Goodness of fit test What is the intuition behind pooling frequencies that are less than five in a Chi-squared goodness of fit test?
Even though I have been told that it is not used in industries today, the concept is still taught at the undergraduate level. And is incorporated in every question and practical of goodness of fit test that we solve. However I have never come across any convincing explanation either intuitively or mathematically as to why we do so. Can you help me on this?
 A: After reading @whuber's impressive and comprehensive link, it occurs to me that an explanation focused only on the issue of needing expected counts to be 5 or greater might be helpful to you. 
Testing whether a Roulette wheel is fair. Suppose I'm used to betting on colors at US roulette. Out of 38 slots around
the wheel there are 2 green, 18 red and 18 black. I'm suspicious that the
wheel is biased so that the probabilities are not really 2/38, 18/38, and 18/38.
An inadequate experiment. I decide to watch 20 spins of the wheel and try a chi-squared test on the results.

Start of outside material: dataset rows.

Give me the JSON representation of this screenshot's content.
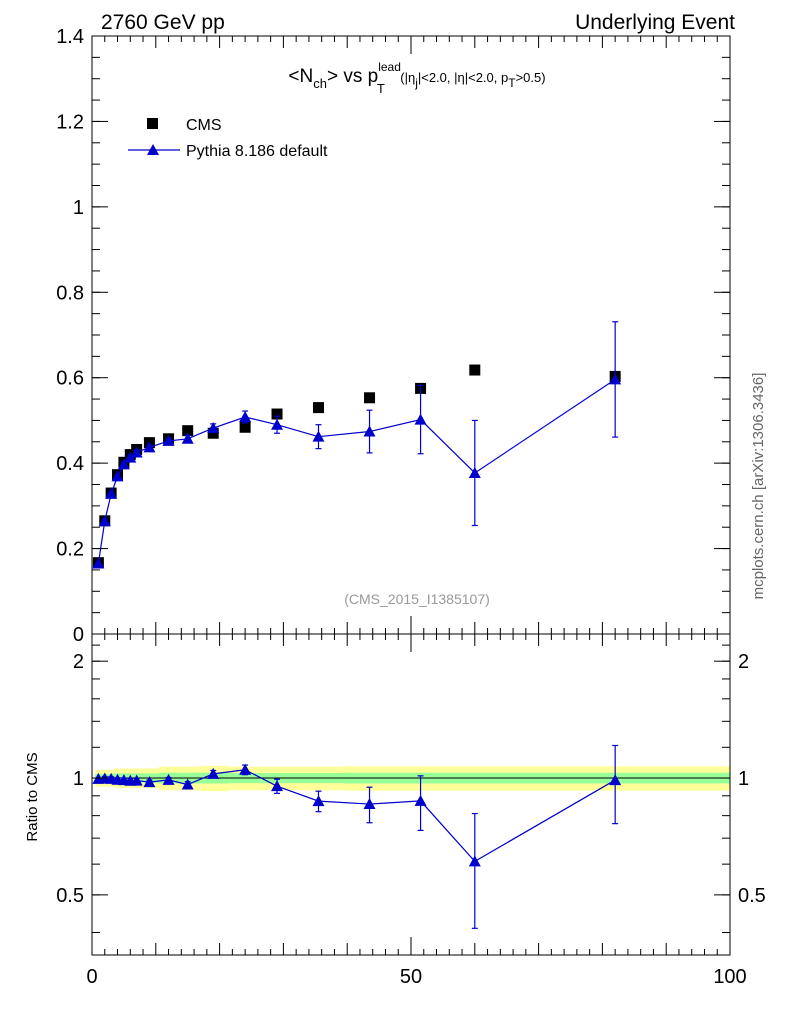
{
  "header": {
    "left": "2760 GeV pp",
    "right": "Underlying Event"
  },
  "side_label": "mcplots.cern.ch [arXiv:1306.3436]",
  "chart_data": {
    "type": "scatter",
    "title": {
      "n_open": "<N",
      "n_sub": "ch",
      "n_close": "> vs p",
      "p_sup": "lead",
      "p_sub": "T",
      "cut_open": " (|η",
      "cut_eta_sub": "j",
      "cut_mid": "|<2.0, |η|<2.0, p",
      "cut_pt_sub": "T",
      "cut_close": ">0.5)"
    },
    "watermark": "(CMS_2015_I1385107)",
    "xlim": [
      0,
      100
    ],
    "main": {
      "ylim": [
        0,
        1.4
      ],
      "yticks": [
        {
          "value": 0,
          "label": "0"
        },
        {
          "value": 0.2,
          "label": "0.2"
        },
        {
          "value": 0.4,
          "label": "0.4"
        },
        {
          "value": 0.6,
          "label": "0.6"
        },
        {
          "value": 0.8,
          "label": "0.8"
        },
        {
          "value": 1.0,
          "label": "1"
        },
        {
          "value": 1.2,
          "label": "1.2"
        },
        {
          "value": 1.4,
          "label": "1.4"
        }
      ]
    },
    "ratio": {
      "ylabel": "Ratio to CMS",
      "ylim": [
        0.35,
        2.35
      ],
      "log": true,
      "yticks": [
        {
          "value": 0.5,
          "label": "0.5"
        },
        {
          "value": 1,
          "label": "1"
        },
        {
          "value": 2,
          "label": "2"
        }
      ]
    },
    "xticks": [
      {
        "value": 0,
        "label": "0"
      },
      {
        "value": 50,
        "label": "50"
      },
      {
        "value": 100,
        "label": "100"
      }
    ],
    "legend": {
      "placement": "top-left",
      "entries": [
        "CMS",
        "Pythia 8.186 default"
      ]
    },
    "colors": {
      "data": "#000000",
      "mc": "#0000cc",
      "band_inner": "#99ff99",
      "band_outer": "#ffff99"
    },
    "series": [
      {
        "name": "CMS",
        "marker": "square",
        "points": [
          {
            "x": 1.0,
            "y": 0.167,
            "xlo": 0.5,
            "xhi": 1.5
          },
          {
            "x": 2.0,
            "y": 0.265,
            "xlo": 1.5,
            "xhi": 2.5
          },
          {
            "x": 3.0,
            "y": 0.33,
            "xlo": 2.5,
            "xhi": 3.5
          },
          {
            "x": 4.0,
            "y": 0.373,
            "xlo": 3.5,
            "xhi": 4.5
          },
          {
            "x": 5.0,
            "y": 0.402,
            "xlo": 4.5,
            "xhi": 5.5
          },
          {
            "x": 6.0,
            "y": 0.42,
            "xlo": 5.5,
            "xhi": 6.5
          },
          {
            "x": 7.0,
            "y": 0.432,
            "xlo": 6.5,
            "xhi": 8.0
          },
          {
            "x": 9.0,
            "y": 0.448,
            "xlo": 8.0,
            "xhi": 10.5
          },
          {
            "x": 12.0,
            "y": 0.457,
            "xlo": 10.5,
            "xhi": 13.5
          },
          {
            "x": 15.0,
            "y": 0.476,
            "xlo": 13.5,
            "xhi": 17.0
          },
          {
            "x": 19.0,
            "y": 0.47,
            "xlo": 17.0,
            "xhi": 21.5
          },
          {
            "x": 24.0,
            "y": 0.484,
            "xlo": 21.5,
            "xhi": 26.5
          },
          {
            "x": 29.0,
            "y": 0.515,
            "xlo": 26.5,
            "xhi": 32.0
          },
          {
            "x": 35.5,
            "y": 0.53,
            "xlo": 32.0,
            "xhi": 39.5
          },
          {
            "x": 43.5,
            "y": 0.553,
            "xlo": 39.5,
            "xhi": 47.5
          },
          {
            "x": 51.5,
            "y": 0.575,
            "xlo": 47.5,
            "xhi": 56.0
          },
          {
            "x": 60.0,
            "y": 0.618,
            "xlo": 56.0,
            "xhi": 64.0
          },
          {
            "x": 82.0,
            "y": 0.603,
            "xlo": 64.0,
            "xhi": 100.0
          }
        ]
      },
      {
        "name": "Pythia 8.186 default",
        "marker": "triangle",
        "points": [
          {
            "x": 1.0,
            "y": 0.165
          },
          {
            "x": 2.0,
            "y": 0.264,
            "err": 0.004
          },
          {
            "x": 3.0,
            "y": 0.328,
            "err": 0.004
          },
          {
            "x": 4.0,
            "y": 0.369,
            "err": 0.004
          },
          {
            "x": 5.0,
            "y": 0.397,
            "err": 0.005
          },
          {
            "x": 6.0,
            "y": 0.413,
            "err": 0.005
          },
          {
            "x": 7.0,
            "y": 0.425,
            "err": 0.005
          },
          {
            "x": 9.0,
            "y": 0.437,
            "err": 0.005
          },
          {
            "x": 12.0,
            "y": 0.452,
            "err": 0.006
          },
          {
            "x": 15.0,
            "y": 0.457,
            "err": 0.008
          },
          {
            "x": 19.0,
            "y": 0.482,
            "err": 0.01
          },
          {
            "x": 24.0,
            "y": 0.508,
            "err": 0.014
          },
          {
            "x": 29.0,
            "y": 0.49,
            "err": 0.02
          },
          {
            "x": 35.5,
            "y": 0.462,
            "err": 0.028
          },
          {
            "x": 43.5,
            "y": 0.474,
            "err": 0.05
          },
          {
            "x": 51.5,
            "y": 0.502,
            "err": 0.08
          },
          {
            "x": 60.0,
            "y": 0.377,
            "err": 0.123
          },
          {
            "x": 82.0,
            "y": 0.596,
            "err": 0.135
          }
        ]
      }
    ],
    "ratio_band": [
      {
        "xlo": 0.5,
        "xhi": 3.5,
        "inner": 0.025,
        "outer": 0.05
      },
      {
        "xlo": 3.5,
        "xhi": 10.5,
        "inner": 0.028,
        "outer": 0.058
      },
      {
        "xlo": 10.5,
        "xhi": 17.0,
        "inner": 0.032,
        "outer": 0.07
      },
      {
        "xlo": 17.0,
        "xhi": 21.5,
        "inner": 0.032,
        "outer": 0.075
      },
      {
        "xlo": 21.5,
        "xhi": 39.5,
        "inner": 0.03,
        "outer": 0.07
      },
      {
        "xlo": 39.5,
        "xhi": 100.0,
        "inner": 0.032,
        "outer": 0.072
      }
    ],
    "ratio_points": [
      {
        "x": 1.0,
        "y": 0.995
      },
      {
        "x": 2.0,
        "y": 0.997,
        "err": 0.012
      },
      {
        "x": 3.0,
        "y": 0.995,
        "err": 0.012
      },
      {
        "x": 4.0,
        "y": 0.99,
        "err": 0.012
      },
      {
        "x": 5.0,
        "y": 0.988,
        "err": 0.012
      },
      {
        "x": 6.0,
        "y": 0.984,
        "err": 0.012
      },
      {
        "x": 7.0,
        "y": 0.985,
        "err": 0.012
      },
      {
        "x": 9.0,
        "y": 0.976,
        "err": 0.012
      },
      {
        "x": 12.0,
        "y": 0.989,
        "err": 0.014
      },
      {
        "x": 15.0,
        "y": 0.962,
        "err": 0.016
      },
      {
        "x": 19.0,
        "y": 1.025,
        "err": 0.021
      },
      {
        "x": 24.0,
        "y": 1.05,
        "err": 0.03
      },
      {
        "x": 29.0,
        "y": 0.953,
        "err": 0.04
      },
      {
        "x": 35.5,
        "y": 0.872,
        "err": 0.053
      },
      {
        "x": 43.5,
        "y": 0.857,
        "err": 0.09
      },
      {
        "x": 51.5,
        "y": 0.873,
        "err": 0.14
      },
      {
        "x": 60.0,
        "y": 0.61,
        "err": 0.2
      },
      {
        "x": 82.0,
        "y": 0.988,
        "err": 0.225
      }
    ]
  }
}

The expected counts for green, red, and black would be $E_1 = 20(1/19),\,$
$E_2 = E_3 = 20(9/19),$ respectively. Notice that $E_1 = 1.053$ is much too
small. If $X_1, X_2, X_3$ are the actual observed counts of the three colors in 20 spins, then the
chi-squared statistic is
$$Q = \sum_{i=1}^3 \frac{(X_i - E_i)^2}{E_i}.$$
$Q$ would have approximately the distribution $\mathsf{Chisq}(df = 2)$ under the null hypothesis that the wheel is fair,
provided all of the $E_i$'s were large enough. But in this situation the approximation
is not good. 
In practice, the distribution of $Q$ does not need to fit the chi-squared distribution throughout the support of $Q.$ We use only right-tail probabilities to find critical values and to decide whether P-values are small enough to reject the null hypothesis.
In a simulation with a million 20-spin experiments, I found that the tail
probabilities are not quite right. Under $H_0,$ according to $\mathsf{Chisq}(2),$ 95% of the Q-values should
be less than 5.9915. But the actual 95th percentile of the Q-values was about 6.39.
An experiment in which the statistic has chi-squared distribution. By contrast, if I decide to watch 100 spins of the wheel, then $E_1 = 11.11 > 5,$
so the guideline for $Q$ to be chi-squared distributed is met. In another
simulation with a million 100-spin experiments the 95th percentile of
the Q-values was 5.9914, which agrees with the value from $\mathsf{Chisq}(2)$
within simulation error.
Histograms from the two simulations are shown below, along with the density function of $\mathsf{Chisq}(2).$ It seems clear that, in
the case with 20-spins and an expected count that is too small, the
so-called chi-squared test statistic does not have a chi-squared distribution.

Note: In order to make a compact figure, both histograms were truncated at 20.